An Oklahoma truck driver died March 6 in Clark County because of smoke inhalation, and red-flag warnings for high winds remained through much of the week. Gov. Sam Brownback declared a state of disaster emergency to expedite emergency response assistance to affected counties and the Kansas Division of Emergency Management coordinated state response operations from a round-the-clock operations center in Topeka.
State Forester Larry Biles on March 7 welcomed the Rocky Mountain Incident Management Blue Team to Hutchinson, which was called into Kansas to assist with firefighting efforts. That crew is a type 2 interagency Incident Management Team that when called, comes together to manage all-hazard emergency incidents. The team comprises fire and emergency professionals from state, local and federal land management and emergency agencies.
All Kansas Forest Service fire staff members, as well as temporary fire personnel, were engaged in the multiple fires around the state, assisting with incident management teams in Clark, Ford and Reno county areas as well as coordinating air and ground strike teams.
Key fire-control personnel were dispersed across the areas of need: Fire Planning Specialist Eric Ward was in Dodge City; Fire Training Specialist Rodney Redinger in Hutchinson; Fire Program Coordinator Ross Hauck in Ashland; and Fire Protection Specialist Jason Hartman assisted at the State Emergency Operations Center in Topeka.
Kansas Forest Service District 8 Forester, John Klempa acted as a Single Engine Air Tanker (SEAT) manager, which involved being the ground contact for making sure that the SEATs had what they needed logistically and could operate safely, and he coordinated activity between the pilots and the incident command structure. SEATs carry up to 800 gallons of water to the fire quickly and drop it on the fire line, or ahead of the fire line in a protective manner. Their drop altitude and approach is similar to an agriculture “crop duster” type aircraft.
Kansas Forest Service district 6 forester, Dennis Carlson, served as engine boss, in charge of KFS wildland fire engine 62 apparatus and crew, similar to a municipal fire department captain. He received assignments from the command structure and was responsible for deciding how best to accomplish those tasks safely and efficiently. In this capacity, the engine boss is at times directly on the fire line supervising his crew of firefighters to attack the fire and protect structures.

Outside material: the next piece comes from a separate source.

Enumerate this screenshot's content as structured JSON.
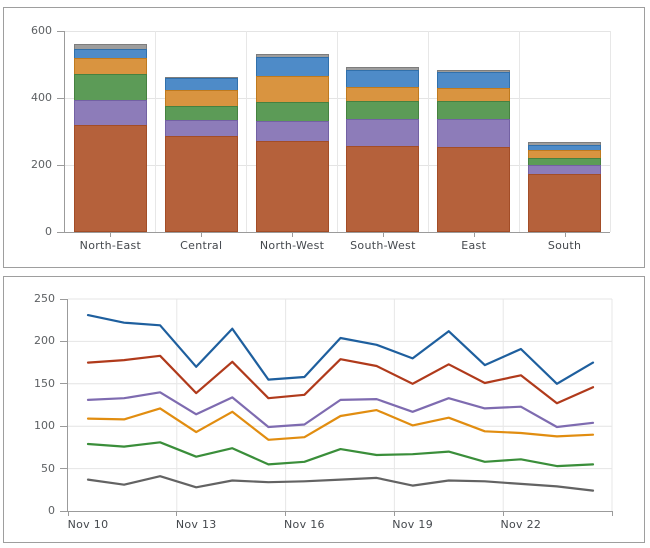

Numerous Kansas Forest Service full-time and temporary employees filled roles ranging from finance to meteorology, mapping, as well as physical firefighting efforts. In addition to state staff and outstate crews, a large number of Kansas’ volunteer and paid fire departments from all across the state deployed personnel and equipment to the fires. Moreover, throughout the impacted areas, community groups were front and center with plentiful food and drink.
“To all who spent time working the fire or supporting fire fighters and administrators please know your engagement is sincerely appreciated,” state forester Biles said. “The hours you spent on the line and in the command centers making split-second decisions regarding lives and property at the cost of time with your own family is duly noted and truly appreciated. May we not experience a repeat of 2016 and 2017 anytime soon.”